Deze processen verlopen
parallel en er is overlap in
de wegen die betrokken
zijn.
Ruggengraat sensitisatie
Dit kan volgen na de activatie van nociceptieve wegen door een perifeer letsel. Hierdoor worden substantie P en pro-
inflammatory cytokines vrijgelaten en de ruggengraat glial cellen geactiveerd. Hierdoor is er een verhoogde vrijlating
van glutamaat en de mogelijkheid van zulke veranderen in de dorsale hoorn.
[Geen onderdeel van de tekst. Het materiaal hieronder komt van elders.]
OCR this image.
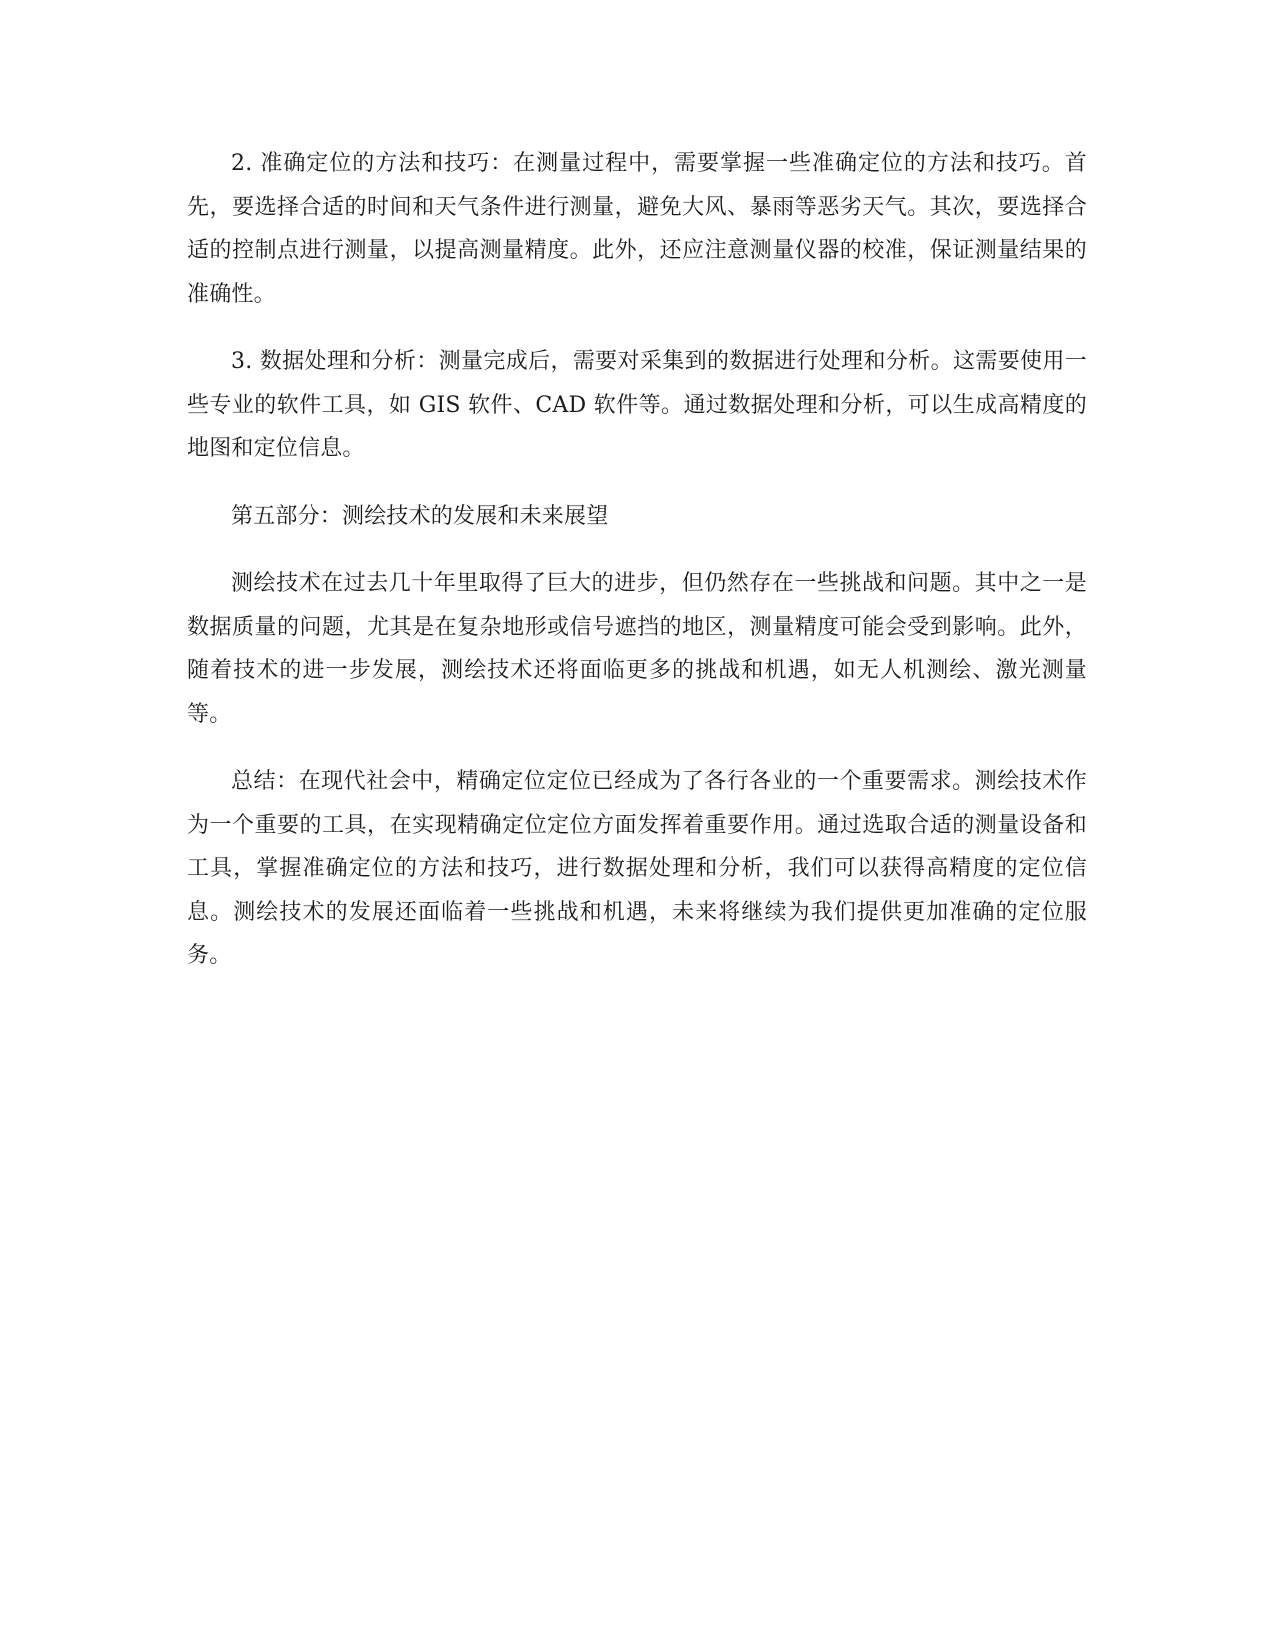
2. 准确定位的方法和技巧：在测量过程中，需要掌握一些准确定位的方法和技巧。首先，要选择合适的时间和天气条件进行测量，避免大风、暴雨等恶劣天气。其次，要选择合适的控制点进行测量，以提高测量精度。此外，还应注意测量仪器的校准，保证测量结果的准确性。

3. 数据处理和分析：测量完成后，需要对采集到的数据进行处理和分析。这需要使用一些专业的软件工具，如 GIS 软件、CAD 软件等。通过数据处理和分析，可以生成高精度的地图和定位信息。

第五部分：测绘技术的发展和未来展望

测绘技术在过去几十年里取得了巨大的进步，但仍然存在一些挑战和问题。其中之一是数据质量的问题，尤其是在复杂地形或信号遮挡的地区，测量精度可能会受到影响。此外，随着技术的进一步发展，测绘技术还将面临更多的挑战和机遇，如无人机测绘、激光测量等。

总结：在现代社会中，精确定位定位已经成为了各行各业的一个重要需求。测绘技术作为一个重要的工具，在实现精确定位定位方面发挥着重要作用。通过选取合适的测量设备和工具，掌握准确定位的方法和技巧，进行数据处理和分析，我们可以获得高精度的定位信息。测绘技术的发展还面临着一些挑战和机遇，未来将继续为我们提供更加准确的定位服务。
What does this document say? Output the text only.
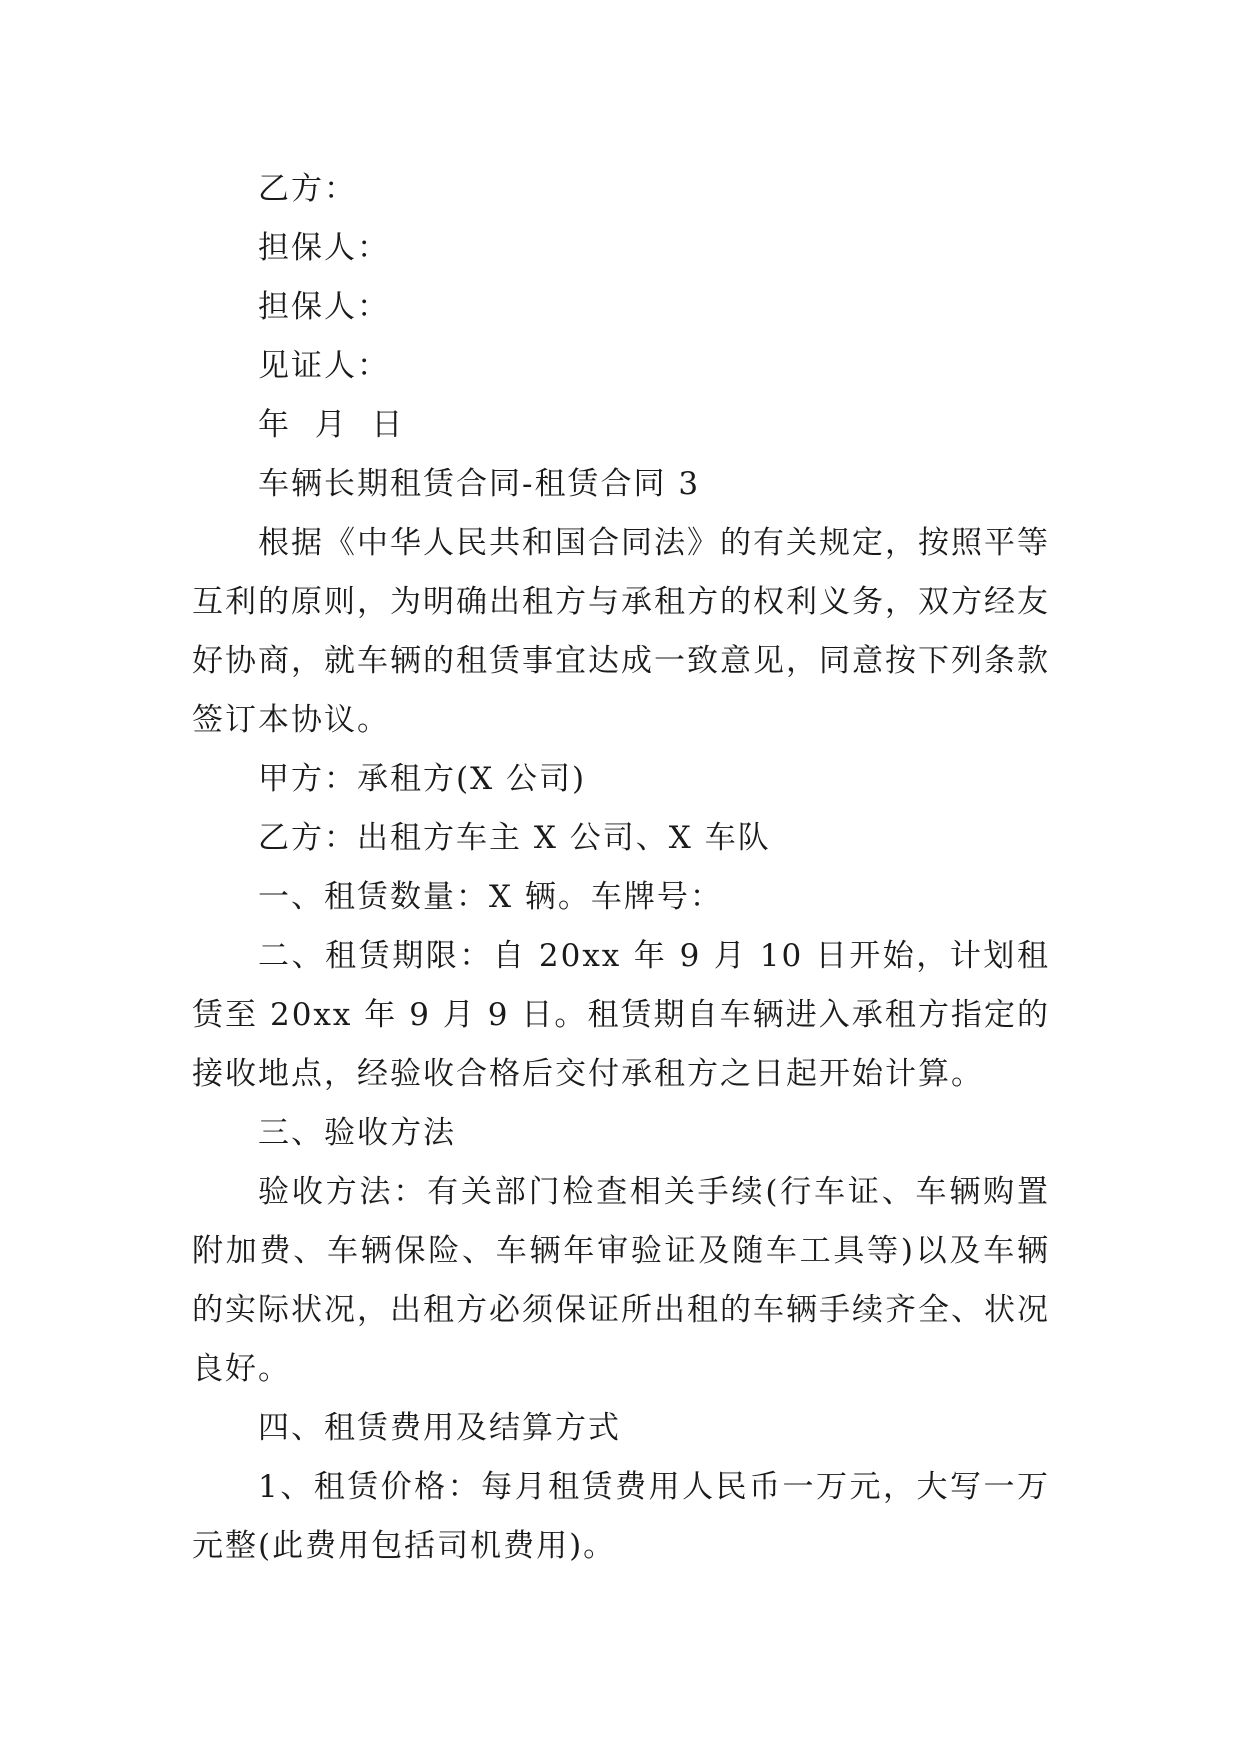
乙方：

担保人：

担保人：

见证人：

年  月  日

车辆长期租赁合同-租赁合同 3

根据《中华人民共和国合同法》的有关规定，按照平等互利的原则，为明确出租方与承租方的权利义务，双方经友好协商，就车辆的租赁事宜达成一致意见，同意按下列条款签订本协议。

甲方：承租方(X 公司)

乙方：出租方车主 X 公司、X 车队

一、租赁数量：X 辆。车牌号：

二、租赁期限：自 20xx 年 9 月 10 日开始，计划租赁至 20xx 年 9 月 9 日。租赁期自车辆进入承租方指定的接收地点，经验收合格后交付承租方之日起开始计算。

三、验收方法

验收方法：有关部门检查相关手续(行车证、车辆购置附加费、车辆保险、车辆年审验证及随车工具等)以及车辆的实际状况，出租方必须保证所出租的车辆手续齐全、状况良好。

四、租赁费用及结算方式

1、租赁价格：每月租赁费用人民币一万元，大写一万元整(此费用包括司机费用)。
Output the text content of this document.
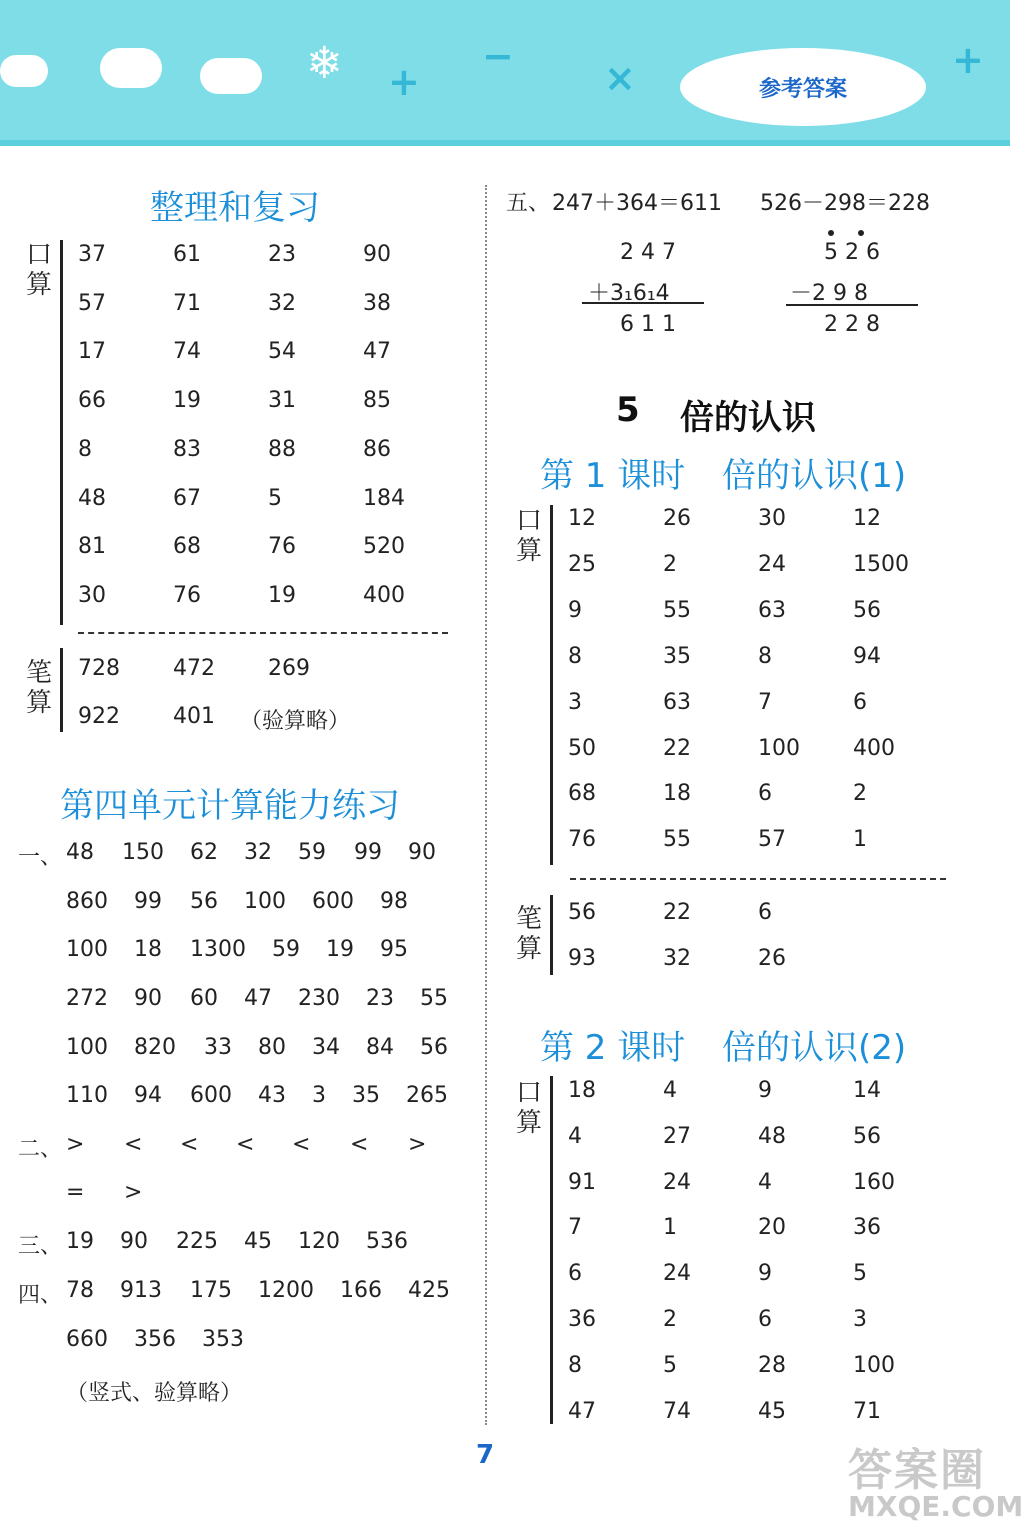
❄ +
− ×	+
参考答案
整理和复习
口算
37	61	23	90
57	71	32	38
17	74	54	47
66	19	31	85
8	83	88	86
48	67	5	184
81	68	76	520
30	76	19	400
笔算
728 472 269
922 401 （验算略）
第四单元计算能力练习
一、 48 150 62 32 59 99 90
860 99 56 100 600 98
100 18 1300 59 19 95
272 90 60 47 230 23 55
100 820 33 80 34 84 56
110 94 600 43 3 35 265
二、 > < < < < < >
= >
三、 19 90 225 45 120 536
四、 78 913 175 1200 166 425
660 356 353
（竖式、验算略）
五、 247＋364＝611 526－298＝228
2 4 7
＋3₁6₁4
6 1 1
5 2 6
－2 9 8
2 2 8
5 倍的认识
第 1 课时 倍的认识(1)
口算
12	26	30	12
25	2	24	1500
9	55	63	56
8	35	8	94
3	63	7	6
50	22	100 400
68	18	6	2
76	55	57	1
笔算
56	22	6
93	32	26
第 2 课时 倍的认识(2)
口算
18	4	9	14
4	27	48	56
91	24	4	160
7	1	20	36
6	24	9	5
36	2	6	3
8	5	28	100
47	74	45	71
7	答案圈
MXQE.COM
o Door dorsale hoorn sensitisatie blijft het hek in de ruggengraat pijnwegen open, zelfs zonder stimulatie. dit
wordt geaccentueerd door vermindering in afnemende inhbitie, die normaal gesproken deze sensatie zou
dempen.
o Er is een toename in activiteit in activerende wegen en een afname in activiteit in inhiberende wegen.
Hierdoor is er verhoogde gevoeligheid voor pijnlijke en niet- pijnlijke stimuli.